Based on the SEC average price assumptions of $2.76 per mcf for natural gas and $94.71 per barrel for crude oil, net proved oil and gas reserves were 723.4 Bcfe at a PV-10 amount of approximately $619.9 million, which does not include the value of ARP’s commodity derivatives. The fair value of ARP’s commodity derivatives at December 31, 2012 was approximately $17.5 million.


E&P Operations

 

   

Average net daily production for the fourth quarter 2012 was 110.1 million cubic feet of natural gas equivalents per day (Mmcfed), an increase of 13.9 Mmcfed, or 14%, compared with the third quarter 2012. The increase was primarily due to a full quarter’s volume from the acquisition of the remaining 50% interest in Equal Energy, Ltd.’s approximately 8,500 net undeveloped acres in the core of the Mississippi Lime play in northwestern Oklahoma in September 2012, and a full quarter’s volume from the acquisition of Titan Operating, LLC (“Titan”) in the Barnett Shale in July 2012.

 

   

Investment partnership margin(2) contributed $10.7 million to Adjusted EBITDA and distributable cash flow for the fourth quarter 2012. In December 2012, ARP completed fundraising for Atlas Resources Series 32 – 2012, raising a total of approximately $127.1 million in investor capital.

 

(2) Investment partnership margin is comprised of Well Construction and Completion margin, Well Services margin and Administration and Oversight Fee revenues.

Hedge Positions

 

   

ARP expanded its natural gas and oil hedge positions during the fourth quarter 2012. ARP currently has approximately 114.9 Bcfe of its future production hedged through 2017. A summary of ARP’s current derivative positions as of February 21, 2013 is provided in the financial tables of this release.

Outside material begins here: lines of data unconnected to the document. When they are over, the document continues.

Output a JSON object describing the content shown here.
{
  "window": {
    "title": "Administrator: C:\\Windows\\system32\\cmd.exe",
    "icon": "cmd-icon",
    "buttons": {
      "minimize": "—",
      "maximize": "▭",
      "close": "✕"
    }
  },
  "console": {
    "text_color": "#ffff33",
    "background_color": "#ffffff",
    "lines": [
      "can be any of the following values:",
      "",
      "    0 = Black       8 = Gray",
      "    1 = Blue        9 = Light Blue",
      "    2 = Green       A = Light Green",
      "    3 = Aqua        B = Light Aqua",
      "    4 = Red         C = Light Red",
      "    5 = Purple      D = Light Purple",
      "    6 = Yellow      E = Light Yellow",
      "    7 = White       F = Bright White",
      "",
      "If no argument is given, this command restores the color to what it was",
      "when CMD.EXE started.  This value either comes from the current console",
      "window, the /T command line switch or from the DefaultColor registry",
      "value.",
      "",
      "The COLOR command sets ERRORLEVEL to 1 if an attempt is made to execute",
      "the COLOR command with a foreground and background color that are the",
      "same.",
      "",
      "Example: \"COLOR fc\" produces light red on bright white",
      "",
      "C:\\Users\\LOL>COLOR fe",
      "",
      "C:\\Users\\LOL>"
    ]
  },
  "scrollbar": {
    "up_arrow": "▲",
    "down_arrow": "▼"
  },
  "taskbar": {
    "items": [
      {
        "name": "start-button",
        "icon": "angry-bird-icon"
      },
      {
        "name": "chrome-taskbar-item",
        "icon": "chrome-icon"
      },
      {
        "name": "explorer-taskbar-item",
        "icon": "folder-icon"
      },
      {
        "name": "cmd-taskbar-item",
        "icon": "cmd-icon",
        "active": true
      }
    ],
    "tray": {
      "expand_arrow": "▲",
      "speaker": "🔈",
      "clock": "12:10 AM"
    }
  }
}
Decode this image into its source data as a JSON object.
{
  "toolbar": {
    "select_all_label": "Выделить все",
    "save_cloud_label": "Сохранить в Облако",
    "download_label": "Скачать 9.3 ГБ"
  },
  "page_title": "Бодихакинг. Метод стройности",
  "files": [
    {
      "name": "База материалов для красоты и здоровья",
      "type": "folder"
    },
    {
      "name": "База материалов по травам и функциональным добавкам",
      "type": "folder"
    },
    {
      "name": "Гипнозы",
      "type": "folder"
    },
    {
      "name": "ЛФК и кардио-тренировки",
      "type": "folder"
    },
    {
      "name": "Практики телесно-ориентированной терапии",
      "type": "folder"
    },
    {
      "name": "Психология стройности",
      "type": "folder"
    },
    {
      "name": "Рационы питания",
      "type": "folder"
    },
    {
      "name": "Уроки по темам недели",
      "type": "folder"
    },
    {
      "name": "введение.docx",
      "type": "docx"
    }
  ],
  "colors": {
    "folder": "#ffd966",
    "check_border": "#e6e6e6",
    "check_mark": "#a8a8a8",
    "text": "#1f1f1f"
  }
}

Corporate Expenses & Capital Position

 

   

Cash general and administrative expense was $9.0 million for the fourth quarter 2012, consistent with the third quarter 2012 and a $6.3 million decrease from the prior year fourth quarter. The decrease from prior year fourth quarter was principally due to higher allocations of management time and corporate expenses in the prior year by Atlas Energy, L.P., which was prior to ARP’s spinoff in March 2012.

 

   

Cash interest expense was $0.9 million for the fourth quarter 2012, which was consistent with the third quarter 2012. As of December 31, 2012, ARP had $351.4 million of total debt, including a $75.4 million term loan and $276.0 million outstanding under its revolving credit facility, which has a current borrowing base of $368.8 million, and a cash position of $23.2 million. In January 2013, ARP issued $275 million of 7.75% Senior Notes due 2021 and received net proceeds of $268.3 million after underwriting commissions and other transaction costs, which were utilized to repay and terminate the term loan and reduce the outstanding balance on its revolving credit facility.

*    *    *

Interested parties are invited to access the live webcast of an investor call with management regarding Atlas Resource Partners, L.P.’s fourth quarter 2012 results on Friday, February 22, 2013 at 9:00 am ET by going to the Investor Relations section of Atlas Resource’s website at www.atlasresourcepartners.com. For those unavailable to listen to the live broadcast, the replay of the webcast will be available following the live call on the Atlas Resource website and telephonically beginning at 11:00 a.m. ET on February 22, 2013 by dialing 888-286-8010, passcode: 12321370.

Atlas Resource Partners, L.P. (NYSE: ARP) is an exploration & production master limited partnership which owns an interest in over 10,200 producing natural gas and oil wells, primarily in Appalachia and the Barnett Shale in Texas. ARP is also the largest sponsor of natural gas and oil investment partnerships in the U.S. For more information, please visit our website at www.atlasresourcepartners.com, or contact Investor Relations at InvestorRelations@atlasenergy.com.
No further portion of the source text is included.